My father and my grandparents have remained attached to Switzerland all their lives with good feelings. I myself had Swiss children’s books as a child and was quite surprised to find out that my Viennese friends didn’t know them.
A few years ago, I discovered a commemorative plaque on the grille of the Liechtenstein Garden Palace commemorating the “Swiss children” who gathered there for transport to their host families. I find it very touching to imagine how my father as a boy marched from his home near Vienna’s General Hospital, probably at the hand of his parents and with a small suitcase, the not so far way to Liechtensteinstraße to leave for a time in Switzerland. What a certainly very exciting and overall happy turn of events in his young life.
In any case, I have retained the gratitude that the Swiss donation fed and strengthened my father, who was a very skinny boy in 1946. Maybe I wouldn’t be here otherwise.
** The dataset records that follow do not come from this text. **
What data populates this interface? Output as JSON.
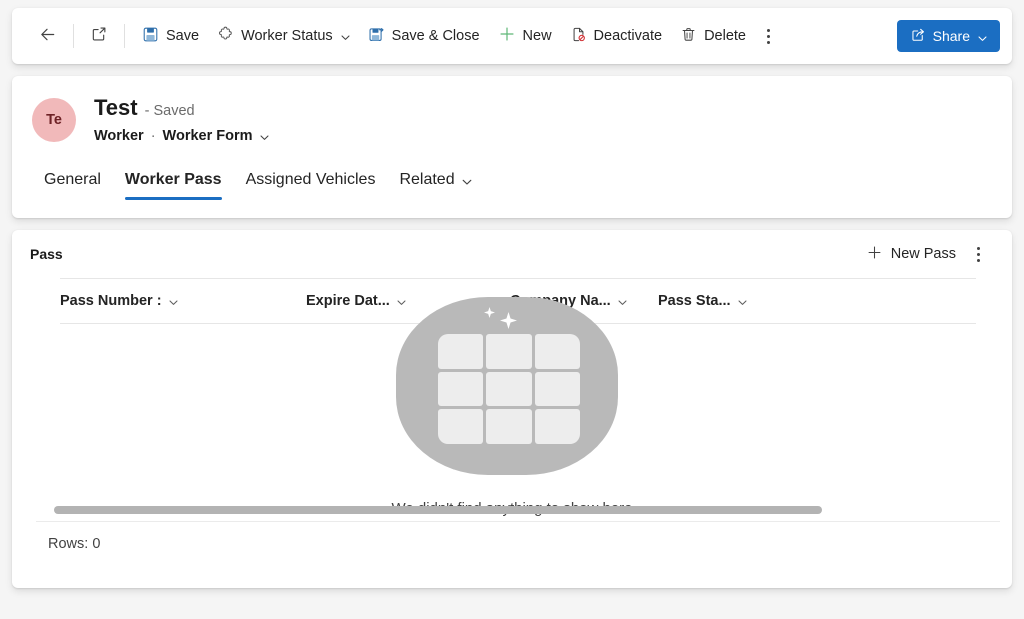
{
  "commandbar": {
    "back_label": "Back",
    "popout_label": "Open in new window",
    "save_label": "Save",
    "worker_status_label": "Worker Status",
    "save_close_label": "Save & Close",
    "new_label": "New",
    "deactivate_label": "Deactivate",
    "delete_label": "Delete",
    "more_label": "More commands",
    "share_label": "Share"
  },
  "record": {
    "avatar_initials": "Te",
    "title": "Test",
    "saved_state": "- Saved",
    "entity": "Worker",
    "separator": "·",
    "form_name": "Worker Form"
  },
  "tabs": [
    {
      "label": "General",
      "selected": false,
      "has_chevron": false
    },
    {
      "label": "Worker Pass",
      "selected": true,
      "has_chevron": false
    },
    {
      "label": "Assigned Vehicles",
      "selected": false,
      "has_chevron": false
    },
    {
      "label": "Related",
      "selected": false,
      "has_chevron": true
    }
  ],
  "subgrid": {
    "label": "Pass",
    "new_button_label": "New Pass",
    "more_label": "More commands",
    "columns": [
      {
        "label": "Pass Number :"
      },
      {
        "label": "Expire Dat..."
      },
      {
        "label": "Company Na..."
      },
      {
        "label": "Pass Sta..."
      }
    ],
    "empty_message": "We didn't find anything to show here",
    "rows_label": "Rows: 0"
  },
  "colors": {
    "accent": "#1b6ec2",
    "page_background": "#f5f5f5",
    "card_background": "#ffffff",
    "avatar_background": "#f1b9ba",
    "avatar_text": "#6e2226",
    "new_icon_green": "#5fb878",
    "deactivate_badge_red": "#d13438",
    "empty_blob_gray": "#b9b9b9"
  },
  "icons": {
    "back": "back-arrow-icon",
    "popout": "open-in-new-window-icon",
    "save": "floppy-disk-icon",
    "worker_status": "puzzle-piece-icon",
    "save_close": "floppy-disk-arrow-icon",
    "new": "plus-icon",
    "deactivate": "document-blocked-icon",
    "delete": "trash-can-icon",
    "more": "overflow-dots-icon",
    "share": "share-icon",
    "chevron": "chevron-down-icon",
    "empty_state": "empty-grid-illustration-icon"
  }
}
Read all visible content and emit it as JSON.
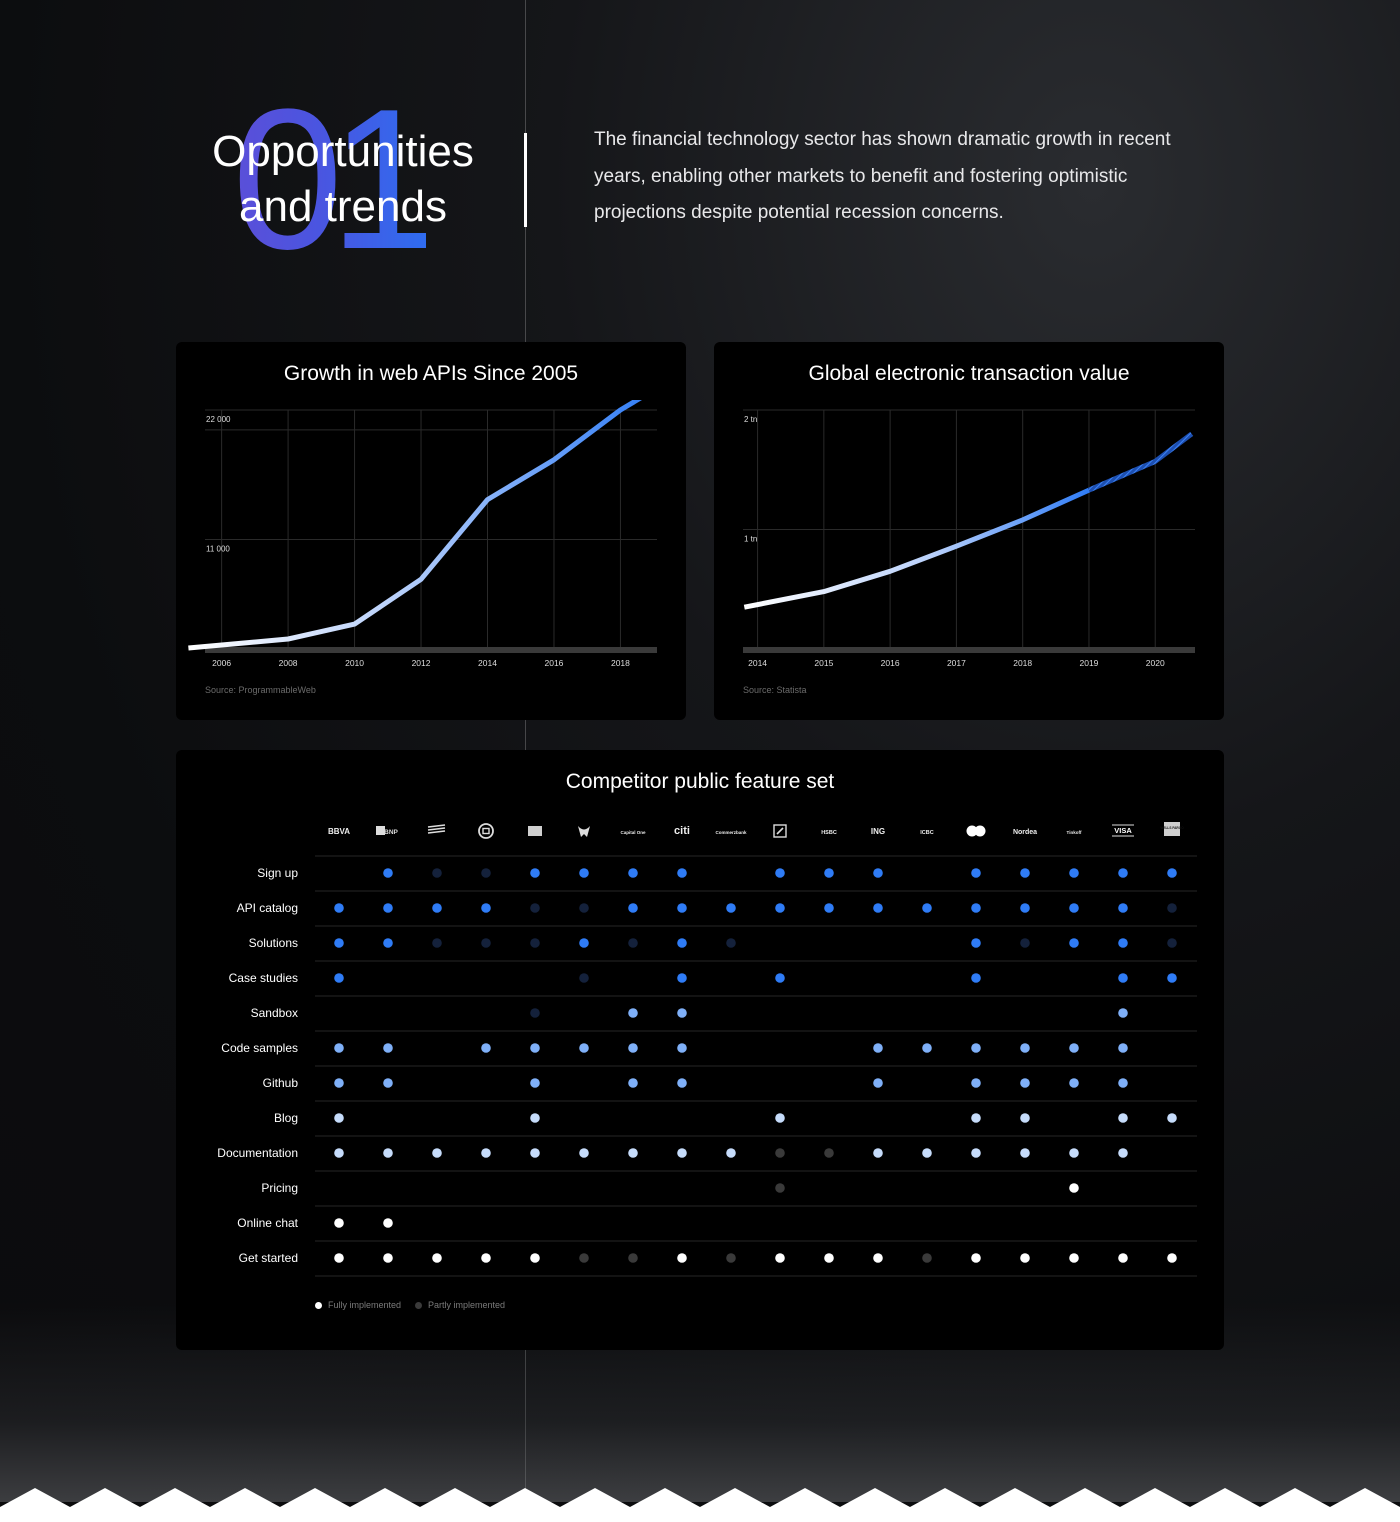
{
  "hero": {
    "number": "01",
    "title_line1": "Opportunities",
    "title_line2": "and trends",
    "description": "The financial technology sector has shown dramatic growth in recent years, enabling other markets to benefit and fostering optimistic projections despite potential recession concerns."
  },
  "chart_data": [
    {
      "type": "line",
      "title": "Growth in web APIs Since 2005",
      "xlabel": "",
      "ylabel": "",
      "x": [
        2005,
        2008,
        2010,
        2012,
        2014,
        2016,
        2018,
        2019
      ],
      "y": [
        100,
        1000,
        2500,
        7000,
        15000,
        19000,
        24000,
        26000
      ],
      "x_ticks": [
        "2006",
        "2008",
        "2010",
        "2012",
        "2014",
        "2016",
        "2018"
      ],
      "y_ticks": [
        "22 000",
        "11 000"
      ],
      "y_tick_values": [
        22000,
        11000
      ],
      "xlim": [
        2005.5,
        2019.1
      ],
      "ylim": [
        0,
        24000
      ],
      "grid": true,
      "source": "Source: ProgrammableWeb"
    },
    {
      "type": "line",
      "title": "Global electronic transaction value",
      "xlabel": "",
      "ylabel": "",
      "x": [
        2013.8,
        2015,
        2016,
        2017,
        2018,
        2019,
        2020,
        2020.55
      ],
      "y": [
        0.35,
        0.48,
        0.65,
        0.86,
        1.08,
        1.33,
        1.57,
        1.8
      ],
      "projection_from": 2019,
      "x_ticks": [
        "2014",
        "2015",
        "2016",
        "2017",
        "2018",
        "2019",
        "2020"
      ],
      "y_ticks": [
        "2 tn",
        "1 tn"
      ],
      "y_tick_values": [
        2,
        1
      ],
      "xlim": [
        2013.78,
        2020.6
      ],
      "ylim": [
        0,
        2
      ],
      "grid": true,
      "source": "Source: Statista"
    }
  ],
  "features": {
    "title": "Competitor public feature set",
    "competitors": [
      "BBVA",
      "BNP",
      "Bank of America",
      "Bank of China",
      "Banco",
      "Barclays",
      "Capital One",
      "citi",
      "Commerzbank",
      "Deutsche Bank",
      "HSBC",
      "ING",
      "ICBC",
      "Mastercard",
      "Nordea",
      "Tinkoff",
      "VISA",
      "Wells Fargo"
    ],
    "competitor_labels": [
      "BBVA",
      "BNP",
      "",
      "",
      "",
      "",
      "Capital One",
      "citi",
      "Commerzbank",
      "",
      "HSBC",
      "ING",
      "ICBC",
      "",
      "Nordea",
      "Tinkoff",
      "VISA",
      "WELLS FARGO"
    ],
    "rows": [
      {
        "label": "Sign up",
        "color": "blue",
        "cells": [
          0,
          2,
          1,
          1,
          2,
          2,
          2,
          2,
          0,
          2,
          2,
          2,
          0,
          2,
          2,
          2,
          2,
          2
        ]
      },
      {
        "label": "API catalog",
        "color": "blue",
        "cells": [
          2,
          2,
          2,
          2,
          1,
          1,
          2,
          2,
          2,
          2,
          2,
          2,
          2,
          2,
          2,
          2,
          2,
          1
        ]
      },
      {
        "label": "Solutions",
        "color": "blue",
        "cells": [
          2,
          2,
          1,
          1,
          1,
          2,
          1,
          2,
          1,
          0,
          0,
          0,
          0,
          2,
          1,
          2,
          2,
          1
        ]
      },
      {
        "label": "Case studies",
        "color": "blue",
        "cells": [
          2,
          0,
          0,
          0,
          0,
          1,
          0,
          2,
          0,
          2,
          0,
          0,
          0,
          2,
          0,
          0,
          2,
          2
        ]
      },
      {
        "label": "Sandbox",
        "color": "lblue",
        "cells": [
          0,
          0,
          0,
          0,
          1,
          0,
          2,
          2,
          0,
          0,
          0,
          0,
          0,
          0,
          0,
          0,
          2,
          0
        ]
      },
      {
        "label": "Code samples",
        "color": "lblue",
        "cells": [
          2,
          2,
          0,
          2,
          2,
          2,
          2,
          2,
          0,
          0,
          0,
          2,
          2,
          2,
          2,
          2,
          2,
          0
        ]
      },
      {
        "label": "Github",
        "color": "lblue",
        "cells": [
          2,
          2,
          0,
          0,
          2,
          0,
          2,
          2,
          0,
          0,
          0,
          2,
          0,
          2,
          2,
          2,
          2,
          0
        ]
      },
      {
        "label": "Blog",
        "color": "pale",
        "cells": [
          2,
          0,
          0,
          0,
          2,
          0,
          0,
          0,
          0,
          2,
          0,
          0,
          0,
          2,
          2,
          0,
          2,
          2
        ]
      },
      {
        "label": "Documentation",
        "color": "pale",
        "cells": [
          2,
          2,
          2,
          2,
          2,
          2,
          2,
          2,
          2,
          1,
          1,
          2,
          2,
          2,
          2,
          2,
          2,
          0
        ]
      },
      {
        "label": "Pricing",
        "color": "white",
        "cells": [
          0,
          0,
          0,
          0,
          0,
          0,
          0,
          0,
          0,
          1,
          0,
          0,
          0,
          0,
          0,
          2,
          0,
          0
        ]
      },
      {
        "label": "Online chat",
        "color": "white",
        "cells": [
          2,
          2,
          0,
          0,
          0,
          0,
          0,
          0,
          0,
          0,
          0,
          0,
          0,
          0,
          0,
          0,
          0,
          0
        ]
      },
      {
        "label": "Get started",
        "color": "white",
        "cells": [
          2,
          2,
          2,
          2,
          2,
          1,
          1,
          2,
          1,
          2,
          2,
          2,
          1,
          2,
          2,
          2,
          2,
          2
        ]
      }
    ],
    "legend_full": "Fully implemented",
    "legend_partial": "Partly implemented"
  },
  "colors": {
    "blue": "#2f7cf6",
    "lblue": "#7fb0f8",
    "pale": "#c6dcfb",
    "white": "#ffffff",
    "partial_blue": "#14213b",
    "partial_gray": "#3a3a3a"
  }
}
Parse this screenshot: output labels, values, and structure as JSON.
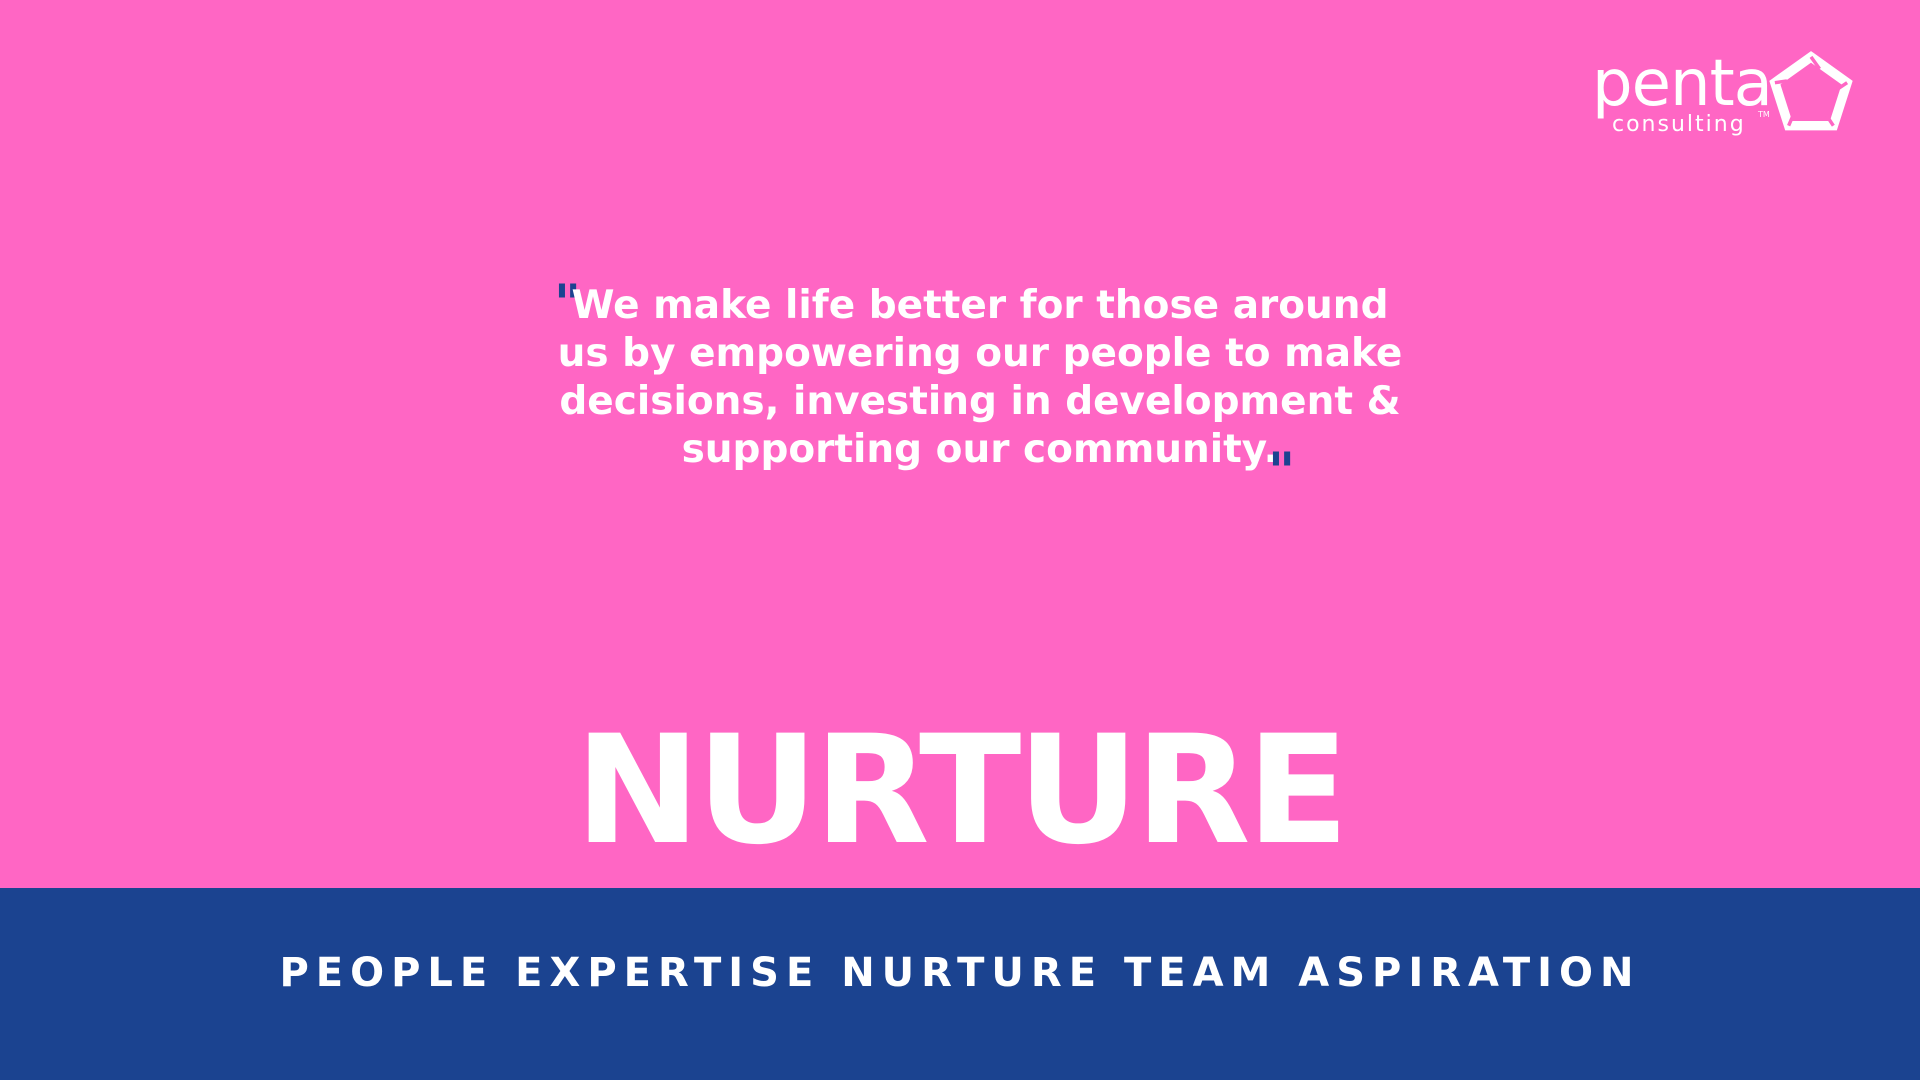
{
  "colors": {
    "background": "#ff66c4",
    "band": "#1b4390",
    "text": "#ffffff",
    "quote_marks": "#1b4390"
  },
  "logo": {
    "wordmark": "penta",
    "subtitle": "consulting",
    "trademark": "TM",
    "icon": "pentagon-logo-icon"
  },
  "quote": {
    "open_mark": "\"",
    "text": "We make life better for those around us by empowering our people to make decisions, investing in development & supporting our community.",
    "close_mark": "\""
  },
  "headline": "NURTURE",
  "values_line": "PEOPLE EXPERTISE NURTURE TEAM ASPIRATION"
}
The Bieler Hof, with its beauty and dignity, is therefore a particularly dear destination to me on my walks.
Swiss donation
In Switzerland, from 1944 to 1948, public collections were held under the name “Swiss Donation” to express solidarity with the victims of the Second World War. The most urgent need was help against hunger, cold and homelessness, and disease. The implementation of aid abroad was mainly carried out by the Swiss Red Cross and other aid organizations. In cooperation with UNESCO, the Swiss donation also assisted in education by rebuilding schools and libraries and organizing courses and scholarships.
In Vienna, over 120,000 children were provided with hot meals at schools. This “Schülerausspeisung” was proverbial with my parents all their lives – even if, according to their stories, they did not always agree with the taste of what was offered.
In 1946, all schoolchildren in Vienna received a bar of chocolate at the start of school and at Christmas.
By the end of 1946, the following deliveries of Swiss donations had been made to Vienna, Lower Austria and Burgenland: 8,700 tons of food, medicines, medical supplies and medical aids, 33,000 kilograms of textiles, 25,000 pairs of shoes. Stays in Arosa and Davos were organized for Viennese children suffering from tuberculosis.